Mas ah! Critilo meu, que eu estou vendo,
Que já chegam a ler as cartas tuas:
Estes bárbaros monstros são cobertos
De vivo pejo, ao ver os seus delitos,
Que em tão disforme vulto, hoje aparecem.
Destro pintor, em um só quadro a muitos
Soubeste descrever. Sim, que o teu chefe
As maldades de todos compreende.
Aqui vê-se o soberbo, que pensando
Do resto dos mais homens nada serem,
Mais que humildes insetos, só de fúrias
Nutre o vil coração e a seus pés calca
A pobre humanidade. Aqui se encontra
O ímpio, o libertino, que ultrajando
Tudo que é sagrado, tem por timbre
Ao público mostrar, que o santo culto
Que nos intima a religião, somente
Aos pequenos obriga, e que por arte
Os conserva a ilusão no fanatismo,
Porque da obediência às leis se dobrem;
Aqui se acha o lascivo; é o vaidoso,
! o estúpido, enfim é o demente
O que ao vivo aparece nesta empresa.
Tu, severo Catão, tu repreendes
Com teu mudo semblante a pátria Roma.
Nem seus teatros de lascívia cheios
Sofrem teus olhos nobremente irados.
Pede o congresso, de terror ferido,
Que o rígido censor o circo deixe
Ou que se não produza a torpe cena.
Este, ó Critilo, o precioso efeito
Dos teus versos será, como em espelho,
Que as cores toma e que reflete a imagem,
Os ímpios chefes de uma igual conduta
A ele se verão, sendo argüidos
Pela face brilhante da virtude,
Que, nos defeitos de um, castiga a tantos.
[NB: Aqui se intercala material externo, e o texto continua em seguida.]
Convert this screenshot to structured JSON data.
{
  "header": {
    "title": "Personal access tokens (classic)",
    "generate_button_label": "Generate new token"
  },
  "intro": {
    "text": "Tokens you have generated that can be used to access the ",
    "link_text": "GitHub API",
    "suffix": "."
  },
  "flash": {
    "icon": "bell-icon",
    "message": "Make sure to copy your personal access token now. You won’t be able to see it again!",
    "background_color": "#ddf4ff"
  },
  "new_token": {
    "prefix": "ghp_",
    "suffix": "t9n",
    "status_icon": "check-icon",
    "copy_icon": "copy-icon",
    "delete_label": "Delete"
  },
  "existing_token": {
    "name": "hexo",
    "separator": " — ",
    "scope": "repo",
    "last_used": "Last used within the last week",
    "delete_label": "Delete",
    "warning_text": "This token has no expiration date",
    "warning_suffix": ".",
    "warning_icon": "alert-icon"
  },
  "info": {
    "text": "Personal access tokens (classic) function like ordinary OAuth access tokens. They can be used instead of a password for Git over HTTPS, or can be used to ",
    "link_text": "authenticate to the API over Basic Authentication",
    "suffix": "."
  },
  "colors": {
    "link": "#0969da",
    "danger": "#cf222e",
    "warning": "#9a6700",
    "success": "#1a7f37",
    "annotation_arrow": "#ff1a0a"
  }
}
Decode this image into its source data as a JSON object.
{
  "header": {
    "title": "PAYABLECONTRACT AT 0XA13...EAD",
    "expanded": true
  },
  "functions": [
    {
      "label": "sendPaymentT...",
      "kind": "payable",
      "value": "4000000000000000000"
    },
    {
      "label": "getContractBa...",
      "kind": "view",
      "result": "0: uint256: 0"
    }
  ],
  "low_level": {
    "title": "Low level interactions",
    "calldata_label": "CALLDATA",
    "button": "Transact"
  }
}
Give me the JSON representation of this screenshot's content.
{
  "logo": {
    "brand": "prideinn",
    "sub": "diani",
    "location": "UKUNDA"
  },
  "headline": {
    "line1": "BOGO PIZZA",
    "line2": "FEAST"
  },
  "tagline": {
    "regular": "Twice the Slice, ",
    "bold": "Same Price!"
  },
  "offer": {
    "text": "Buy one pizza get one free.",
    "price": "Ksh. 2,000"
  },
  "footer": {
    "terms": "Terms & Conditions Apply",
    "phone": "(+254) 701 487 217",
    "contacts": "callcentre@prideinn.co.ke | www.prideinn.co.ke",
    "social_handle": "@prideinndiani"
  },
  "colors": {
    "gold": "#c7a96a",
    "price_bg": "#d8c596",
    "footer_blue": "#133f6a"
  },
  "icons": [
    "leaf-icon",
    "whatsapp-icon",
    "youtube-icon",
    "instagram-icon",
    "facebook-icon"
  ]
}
Lições prudentes, de um discreto aviso,
No mesmo horror do crime, que os infama,
Teus escritos lhes dêem. Sobrada usura
É este o prêmio das fadigas tuas.
Eles dirão, voltando-se a Critilo:
Quando devemos, ó censor fecundo,
Ao castigado metro, com que afeias
Nossos delitos, e buscar nos fazes
Da cândida virtude a sã doutrina!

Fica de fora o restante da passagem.